Connect the video profile of Dr. Epps to his motivation for the research and remind students that this case study is based on real scientific data.
Question: How could Clinton Epps make such an impact on science even though he was only a student at the time?
Answers: He had a creative impulse and he did the hard work necessary to pull it off. He also had a group of collaborators to work with as well as guiding him.
Question: What motivated Dr. Epps to do fieldwork outside of his lab and office?
Answers: Dr. Epps needs to feel connected to his research, which he finds difficult to do when he is at a desk. He likes to visualize his research, so he often goes to field sites so that he can really understand the places that he studies.
Question: How common do you think it is for scientists to work outside?
Answers: Depending upon the subject, scientists work outside. Ecologists, Earth scientists, botanists, entomologists, primatologists, all work outside.

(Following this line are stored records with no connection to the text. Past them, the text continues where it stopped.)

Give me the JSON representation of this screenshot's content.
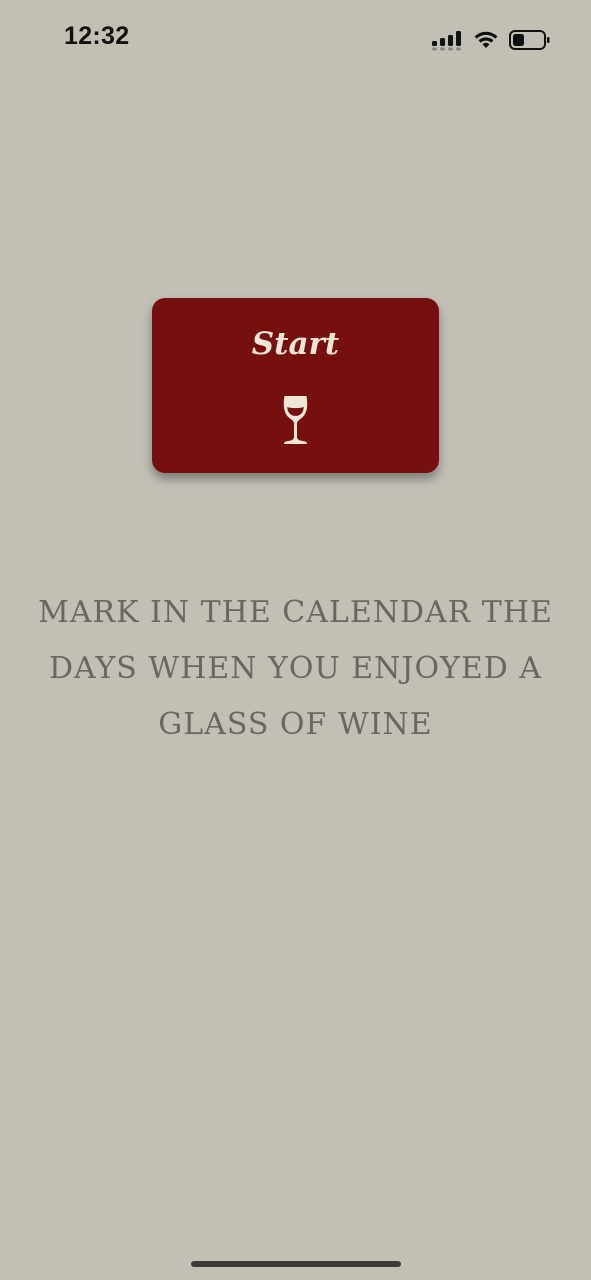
{
  "status_bar": {
    "time": "12:32"
  },
  "start_card": {
    "label": "Start",
    "icon": "wine-glass-icon"
  },
  "instruction": {
    "text": "MARK IN THE CALENDAR THE DAYS WHEN YOU ENJOYED A GLASS OF WINE"
  },
  "colors": {
    "background": "#c2c0b5",
    "card": "#760f10",
    "card_text": "#efe6d6",
    "instruction_text": "#6f655f"
  }
}
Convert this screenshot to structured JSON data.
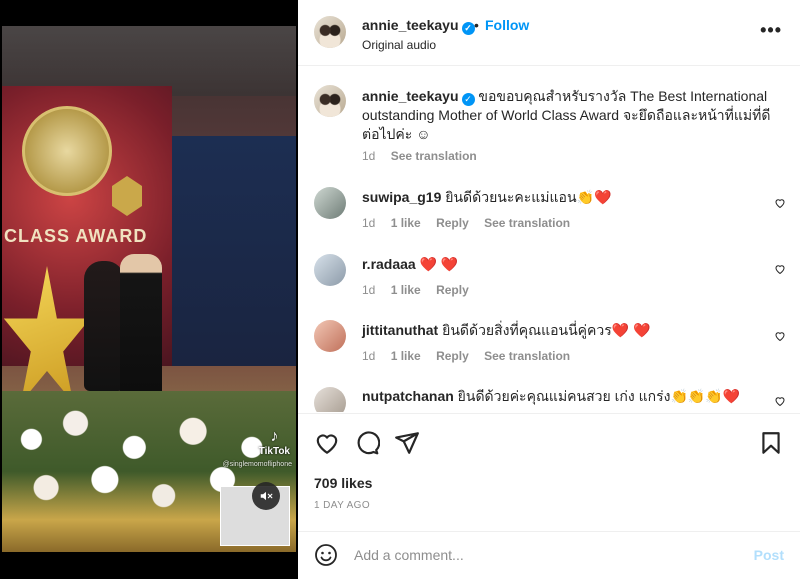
{
  "media": {
    "tiktok_label": "TikTok",
    "tiktok_handle": "@singlemomofliphone",
    "stage_text": "CLASS AWARD",
    "mute_icon": "speaker-muted-icon"
  },
  "header": {
    "username": "annie_teekayu",
    "separator": "•",
    "follow_label": "Follow",
    "subtitle": "Original audio",
    "more_label": "•••"
  },
  "caption": {
    "username": "annie_teekayu",
    "text": "ขอขอบคุณสำหรับรางวัล The Best International outstanding Mother of World Class Award จะยึดถือและหน้าที่แม่ที่ดีต่อไปค่ะ ☺",
    "time": "1d",
    "translate": "See translation"
  },
  "comments": [
    {
      "username": "suwipa_g19",
      "text": "ยินดีด้วยนะคะแม่แอน👏❤️",
      "time": "1d",
      "likes": "1 like",
      "reply": "Reply",
      "translate": "See translation"
    },
    {
      "username": "r.radaaa",
      "text": "❤️ ❤️",
      "time": "1d",
      "likes": "1 like",
      "reply": "Reply",
      "translate": ""
    },
    {
      "username": "jittitanuthat",
      "text": "ยินดีด้วยสิ่งที่คุณแอนนี่คู่ควร❤️ ❤️",
      "time": "1d",
      "likes": "1 like",
      "reply": "Reply",
      "translate": "See translation"
    },
    {
      "username": "nutpatchanan",
      "text": "ยินดีด้วยค่ะคุณแม่คนสวย เก่ง แกร่ง👏👏👏❤️",
      "time": "",
      "likes": "",
      "reply": "",
      "translate": ""
    }
  ],
  "actions": {
    "likes": "709 likes",
    "time_ago": "1 DAY AGO"
  },
  "add_comment": {
    "placeholder": "Add a comment...",
    "post_label": "Post"
  },
  "colors": {
    "accent": "#0095f6",
    "post_disabled": "#b2dffc",
    "text": "#262626",
    "muted": "#8e8e8e"
  }
}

Discuss DNA collection in the video in order to understand how DNA patterns can reveal levels of breeding.
Key Idea: DNA from individuals in a population can be collected from animal droppings.
Question: We finished watching the video of Dr. Epps collecting and smelling sheep droppings. Why did he do this?
Answers: Freshness. The fresher the droppings, the easier it is to extract DNA.
Question: How is Dr. Epps using DNA to investigate the effect of highways on bighorn sheep?
Answers: By looking at the genetic material of the different populations of bighorn sheep to see whether they are breeding.
Key Idea: Populations that are isolated from one another will share less DNA than populations that interbreed.
Question: How would you expect the genes of mountaintop sheep populations that are separated by highways to compare to the genes of mountaintop sheep populations that have no highway separating them?
Answers: Bighorn sheep populations separated by highways will share fewer genes than bighorn sheep populations without highways separating them.